Marvin, Jack and Natalie have breakfast together. Marvin admits that he is not sure if he is Natalie's father, but gives her a four-year-old postcard from her mother in Ecuador. In it, her mother asks Marvin to take care of Natalie and never say anything about her, explaining: "It's too late and much too complicated." However, Marvin encourages Natalie to find her mother, believing that they both need closure over the abandonment. Marvin then announces that he is retiring from construction and is ready to invest in Jack's "wacky scheme" which cannot be any worse than Leon's.

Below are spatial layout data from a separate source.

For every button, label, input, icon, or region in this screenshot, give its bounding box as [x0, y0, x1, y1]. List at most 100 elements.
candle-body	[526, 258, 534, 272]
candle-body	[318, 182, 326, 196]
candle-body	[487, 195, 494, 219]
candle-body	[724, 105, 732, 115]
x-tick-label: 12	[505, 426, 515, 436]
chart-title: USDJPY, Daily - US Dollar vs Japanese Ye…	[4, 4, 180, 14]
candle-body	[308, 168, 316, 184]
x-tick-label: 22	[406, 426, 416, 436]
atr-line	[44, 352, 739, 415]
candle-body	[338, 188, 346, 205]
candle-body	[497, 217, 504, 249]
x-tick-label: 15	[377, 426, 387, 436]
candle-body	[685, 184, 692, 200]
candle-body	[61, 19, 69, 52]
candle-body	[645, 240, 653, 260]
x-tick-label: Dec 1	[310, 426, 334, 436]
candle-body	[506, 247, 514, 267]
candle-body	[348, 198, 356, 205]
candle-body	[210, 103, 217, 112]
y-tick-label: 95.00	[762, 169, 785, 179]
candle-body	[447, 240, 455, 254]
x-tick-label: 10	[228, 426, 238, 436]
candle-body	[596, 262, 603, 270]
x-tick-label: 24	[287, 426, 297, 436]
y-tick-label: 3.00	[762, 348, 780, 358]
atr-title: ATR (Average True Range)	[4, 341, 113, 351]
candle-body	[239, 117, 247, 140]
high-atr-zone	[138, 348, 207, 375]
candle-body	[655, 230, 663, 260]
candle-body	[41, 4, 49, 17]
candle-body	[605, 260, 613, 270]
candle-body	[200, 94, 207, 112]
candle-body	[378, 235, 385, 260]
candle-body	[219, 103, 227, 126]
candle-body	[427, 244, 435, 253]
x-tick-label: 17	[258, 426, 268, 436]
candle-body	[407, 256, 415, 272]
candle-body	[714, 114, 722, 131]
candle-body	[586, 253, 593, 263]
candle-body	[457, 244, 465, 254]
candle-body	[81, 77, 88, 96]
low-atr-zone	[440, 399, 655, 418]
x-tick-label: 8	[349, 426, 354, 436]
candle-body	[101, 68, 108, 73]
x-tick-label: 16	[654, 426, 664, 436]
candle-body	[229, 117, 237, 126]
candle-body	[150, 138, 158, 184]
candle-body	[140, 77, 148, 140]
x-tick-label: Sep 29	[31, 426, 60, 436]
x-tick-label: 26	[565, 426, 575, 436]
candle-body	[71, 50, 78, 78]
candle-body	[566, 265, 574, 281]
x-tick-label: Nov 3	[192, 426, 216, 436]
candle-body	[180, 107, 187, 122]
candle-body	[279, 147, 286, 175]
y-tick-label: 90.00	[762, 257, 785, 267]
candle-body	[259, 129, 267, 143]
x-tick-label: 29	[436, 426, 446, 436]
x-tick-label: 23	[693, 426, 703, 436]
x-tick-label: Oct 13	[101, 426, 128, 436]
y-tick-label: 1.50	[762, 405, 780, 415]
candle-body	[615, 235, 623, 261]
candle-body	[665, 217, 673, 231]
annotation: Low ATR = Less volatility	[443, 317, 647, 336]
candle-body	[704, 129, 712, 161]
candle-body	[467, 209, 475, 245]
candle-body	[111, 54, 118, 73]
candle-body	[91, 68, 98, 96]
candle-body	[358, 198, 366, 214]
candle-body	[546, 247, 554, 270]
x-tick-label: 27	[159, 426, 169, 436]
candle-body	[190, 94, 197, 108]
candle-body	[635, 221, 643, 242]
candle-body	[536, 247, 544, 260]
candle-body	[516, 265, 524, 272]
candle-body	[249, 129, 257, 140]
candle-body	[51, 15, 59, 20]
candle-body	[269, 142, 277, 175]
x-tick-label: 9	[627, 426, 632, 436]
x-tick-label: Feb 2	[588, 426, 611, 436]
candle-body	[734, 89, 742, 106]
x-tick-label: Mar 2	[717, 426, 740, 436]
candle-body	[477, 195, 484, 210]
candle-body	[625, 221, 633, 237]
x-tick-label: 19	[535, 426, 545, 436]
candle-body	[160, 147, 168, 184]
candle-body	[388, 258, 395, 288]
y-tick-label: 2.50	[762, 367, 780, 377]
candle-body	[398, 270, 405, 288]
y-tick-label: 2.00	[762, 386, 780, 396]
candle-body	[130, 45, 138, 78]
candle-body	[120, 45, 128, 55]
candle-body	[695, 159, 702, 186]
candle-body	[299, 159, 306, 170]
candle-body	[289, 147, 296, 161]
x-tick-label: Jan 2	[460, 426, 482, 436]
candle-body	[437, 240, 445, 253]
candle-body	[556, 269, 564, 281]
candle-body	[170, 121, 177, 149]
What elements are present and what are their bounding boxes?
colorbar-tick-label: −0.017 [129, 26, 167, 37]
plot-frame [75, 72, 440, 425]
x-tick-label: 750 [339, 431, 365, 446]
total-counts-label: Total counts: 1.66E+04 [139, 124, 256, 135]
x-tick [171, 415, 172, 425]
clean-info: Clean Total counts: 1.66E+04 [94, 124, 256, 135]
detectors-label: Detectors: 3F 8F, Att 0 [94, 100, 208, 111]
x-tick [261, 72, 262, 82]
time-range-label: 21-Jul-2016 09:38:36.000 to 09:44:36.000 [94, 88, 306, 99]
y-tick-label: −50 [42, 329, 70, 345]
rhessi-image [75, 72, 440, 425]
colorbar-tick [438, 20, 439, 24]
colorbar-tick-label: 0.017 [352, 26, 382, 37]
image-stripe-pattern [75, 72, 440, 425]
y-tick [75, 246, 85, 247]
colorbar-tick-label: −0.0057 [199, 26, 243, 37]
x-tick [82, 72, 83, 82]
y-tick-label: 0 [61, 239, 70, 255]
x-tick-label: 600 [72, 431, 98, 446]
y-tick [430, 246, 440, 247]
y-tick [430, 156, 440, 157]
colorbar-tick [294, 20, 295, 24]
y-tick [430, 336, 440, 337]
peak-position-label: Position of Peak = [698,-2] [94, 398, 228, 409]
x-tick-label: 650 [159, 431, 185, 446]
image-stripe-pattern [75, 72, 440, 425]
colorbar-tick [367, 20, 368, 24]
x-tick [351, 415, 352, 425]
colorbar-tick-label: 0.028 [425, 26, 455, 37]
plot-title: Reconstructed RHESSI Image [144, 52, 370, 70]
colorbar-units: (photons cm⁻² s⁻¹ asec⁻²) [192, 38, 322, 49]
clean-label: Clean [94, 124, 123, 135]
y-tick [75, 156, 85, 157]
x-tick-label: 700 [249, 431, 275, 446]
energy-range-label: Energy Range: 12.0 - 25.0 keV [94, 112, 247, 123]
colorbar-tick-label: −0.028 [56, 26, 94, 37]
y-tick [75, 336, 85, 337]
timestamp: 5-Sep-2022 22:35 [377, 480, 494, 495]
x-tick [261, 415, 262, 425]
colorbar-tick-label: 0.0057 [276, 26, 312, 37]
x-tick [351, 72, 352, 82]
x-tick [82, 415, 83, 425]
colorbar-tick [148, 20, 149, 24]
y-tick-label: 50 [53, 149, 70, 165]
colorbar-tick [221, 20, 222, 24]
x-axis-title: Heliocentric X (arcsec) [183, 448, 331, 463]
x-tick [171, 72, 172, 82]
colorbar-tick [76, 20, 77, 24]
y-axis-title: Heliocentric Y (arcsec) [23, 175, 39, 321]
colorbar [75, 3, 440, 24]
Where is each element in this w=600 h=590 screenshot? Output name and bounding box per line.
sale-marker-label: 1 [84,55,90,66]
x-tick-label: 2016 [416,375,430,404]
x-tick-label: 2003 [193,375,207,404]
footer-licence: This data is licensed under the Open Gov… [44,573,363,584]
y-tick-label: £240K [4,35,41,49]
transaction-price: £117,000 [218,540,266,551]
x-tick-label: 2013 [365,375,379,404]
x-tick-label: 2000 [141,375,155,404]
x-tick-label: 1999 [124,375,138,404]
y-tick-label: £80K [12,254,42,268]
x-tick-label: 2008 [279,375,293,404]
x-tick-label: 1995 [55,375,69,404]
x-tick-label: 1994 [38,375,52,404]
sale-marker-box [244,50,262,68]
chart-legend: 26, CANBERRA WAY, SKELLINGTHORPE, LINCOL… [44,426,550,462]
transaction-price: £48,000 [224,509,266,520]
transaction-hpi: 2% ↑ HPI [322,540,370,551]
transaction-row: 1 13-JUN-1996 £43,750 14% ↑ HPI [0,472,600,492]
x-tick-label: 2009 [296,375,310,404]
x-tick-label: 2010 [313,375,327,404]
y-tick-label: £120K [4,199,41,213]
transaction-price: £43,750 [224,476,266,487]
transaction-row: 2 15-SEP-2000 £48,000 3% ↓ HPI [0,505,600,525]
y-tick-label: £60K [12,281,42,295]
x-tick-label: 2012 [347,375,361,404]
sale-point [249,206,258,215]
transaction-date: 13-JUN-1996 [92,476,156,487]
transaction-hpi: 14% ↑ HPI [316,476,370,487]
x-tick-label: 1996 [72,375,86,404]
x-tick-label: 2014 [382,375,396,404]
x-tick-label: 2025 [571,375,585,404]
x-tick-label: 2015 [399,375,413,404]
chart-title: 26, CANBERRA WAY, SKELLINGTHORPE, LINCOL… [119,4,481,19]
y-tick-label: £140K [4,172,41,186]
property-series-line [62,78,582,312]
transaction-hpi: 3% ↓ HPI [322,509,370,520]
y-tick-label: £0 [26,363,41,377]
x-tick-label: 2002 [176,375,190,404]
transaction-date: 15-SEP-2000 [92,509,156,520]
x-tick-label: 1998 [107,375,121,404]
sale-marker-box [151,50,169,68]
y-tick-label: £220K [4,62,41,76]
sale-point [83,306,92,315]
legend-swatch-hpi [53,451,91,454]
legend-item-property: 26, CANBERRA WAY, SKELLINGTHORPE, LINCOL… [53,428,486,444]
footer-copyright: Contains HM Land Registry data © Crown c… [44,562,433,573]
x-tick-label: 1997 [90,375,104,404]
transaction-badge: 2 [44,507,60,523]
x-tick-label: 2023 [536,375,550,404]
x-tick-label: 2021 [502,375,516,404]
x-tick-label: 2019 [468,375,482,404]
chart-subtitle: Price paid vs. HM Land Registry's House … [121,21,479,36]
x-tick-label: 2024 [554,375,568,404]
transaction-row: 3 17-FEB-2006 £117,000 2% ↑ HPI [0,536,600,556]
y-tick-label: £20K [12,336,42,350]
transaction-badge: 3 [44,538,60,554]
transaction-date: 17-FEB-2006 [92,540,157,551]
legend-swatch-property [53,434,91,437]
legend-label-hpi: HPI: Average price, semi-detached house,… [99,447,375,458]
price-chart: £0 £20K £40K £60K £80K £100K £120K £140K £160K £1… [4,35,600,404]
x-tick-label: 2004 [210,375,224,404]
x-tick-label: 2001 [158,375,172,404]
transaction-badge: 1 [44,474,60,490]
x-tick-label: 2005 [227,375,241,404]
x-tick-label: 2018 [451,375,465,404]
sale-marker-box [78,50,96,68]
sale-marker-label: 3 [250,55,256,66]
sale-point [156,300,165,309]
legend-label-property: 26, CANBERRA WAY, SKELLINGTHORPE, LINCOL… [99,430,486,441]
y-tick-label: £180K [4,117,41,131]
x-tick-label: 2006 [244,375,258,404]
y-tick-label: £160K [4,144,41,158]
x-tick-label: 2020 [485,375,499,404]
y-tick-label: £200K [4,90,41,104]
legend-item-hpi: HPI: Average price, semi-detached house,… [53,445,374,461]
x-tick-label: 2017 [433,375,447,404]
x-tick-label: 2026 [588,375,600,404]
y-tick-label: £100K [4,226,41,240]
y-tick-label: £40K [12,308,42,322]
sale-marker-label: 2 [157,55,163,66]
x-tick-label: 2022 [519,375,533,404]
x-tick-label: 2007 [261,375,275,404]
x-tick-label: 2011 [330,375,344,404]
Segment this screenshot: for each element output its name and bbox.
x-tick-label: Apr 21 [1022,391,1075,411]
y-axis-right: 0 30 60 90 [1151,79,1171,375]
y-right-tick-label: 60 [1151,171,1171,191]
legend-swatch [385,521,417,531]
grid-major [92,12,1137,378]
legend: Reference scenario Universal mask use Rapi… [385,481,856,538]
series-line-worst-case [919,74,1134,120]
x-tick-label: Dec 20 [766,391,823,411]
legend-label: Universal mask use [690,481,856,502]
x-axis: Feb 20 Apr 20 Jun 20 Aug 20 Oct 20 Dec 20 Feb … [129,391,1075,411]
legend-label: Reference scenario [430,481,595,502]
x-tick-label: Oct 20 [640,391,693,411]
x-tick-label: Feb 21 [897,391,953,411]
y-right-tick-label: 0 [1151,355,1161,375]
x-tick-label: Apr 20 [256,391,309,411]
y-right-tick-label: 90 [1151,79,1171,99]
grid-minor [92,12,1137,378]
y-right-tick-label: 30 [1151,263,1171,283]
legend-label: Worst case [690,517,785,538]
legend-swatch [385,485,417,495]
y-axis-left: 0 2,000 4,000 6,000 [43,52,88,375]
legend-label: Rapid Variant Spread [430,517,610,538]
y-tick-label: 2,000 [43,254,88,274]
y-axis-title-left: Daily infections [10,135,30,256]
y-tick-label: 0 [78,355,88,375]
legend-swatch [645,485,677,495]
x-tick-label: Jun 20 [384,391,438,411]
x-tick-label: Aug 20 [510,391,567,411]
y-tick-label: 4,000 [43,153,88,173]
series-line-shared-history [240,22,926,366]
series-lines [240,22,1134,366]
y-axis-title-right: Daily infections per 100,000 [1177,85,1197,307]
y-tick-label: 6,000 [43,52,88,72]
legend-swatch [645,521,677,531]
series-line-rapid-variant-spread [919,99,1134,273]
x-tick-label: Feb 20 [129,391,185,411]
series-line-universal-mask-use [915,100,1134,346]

==Production, release, and reception==
Flypaper was shot in 1997, in the period from June 9 to July 16. John C. McGinley was not cast until a week into filming. The film premiered at the American Film Market (AFM), from February 26 to March 6, 1998; it was released straight-to-DVD on June 27, 2000, by Trimark Home Video.

TV Guide called the film among the "second-rate rip-offs" of Pulp Fiction, criticizing it as merely a series of bizarre interwoven storylines without a "substantive whole" and "the highly idiosyncratic worldview that makes Quentin Tarantino's films so singular". Conversely, DVD Talk "very highly recommended" both the DVD and the film, whose outlandish set pieces they said give it "a tremendously high replay value" on video that the disc should be worth purchasing despite its scant bonus materials typical of Trimark releases.

In 2011, Total Film ranked Lucy Liu and James Wilder's sex scene in a water-free pool filled with rattlesnakes as one of the "50 Worst Movie Sex Scenes", advising audiences to look away when Liu and Wilder "copulate as narked snakes bite their naked bods".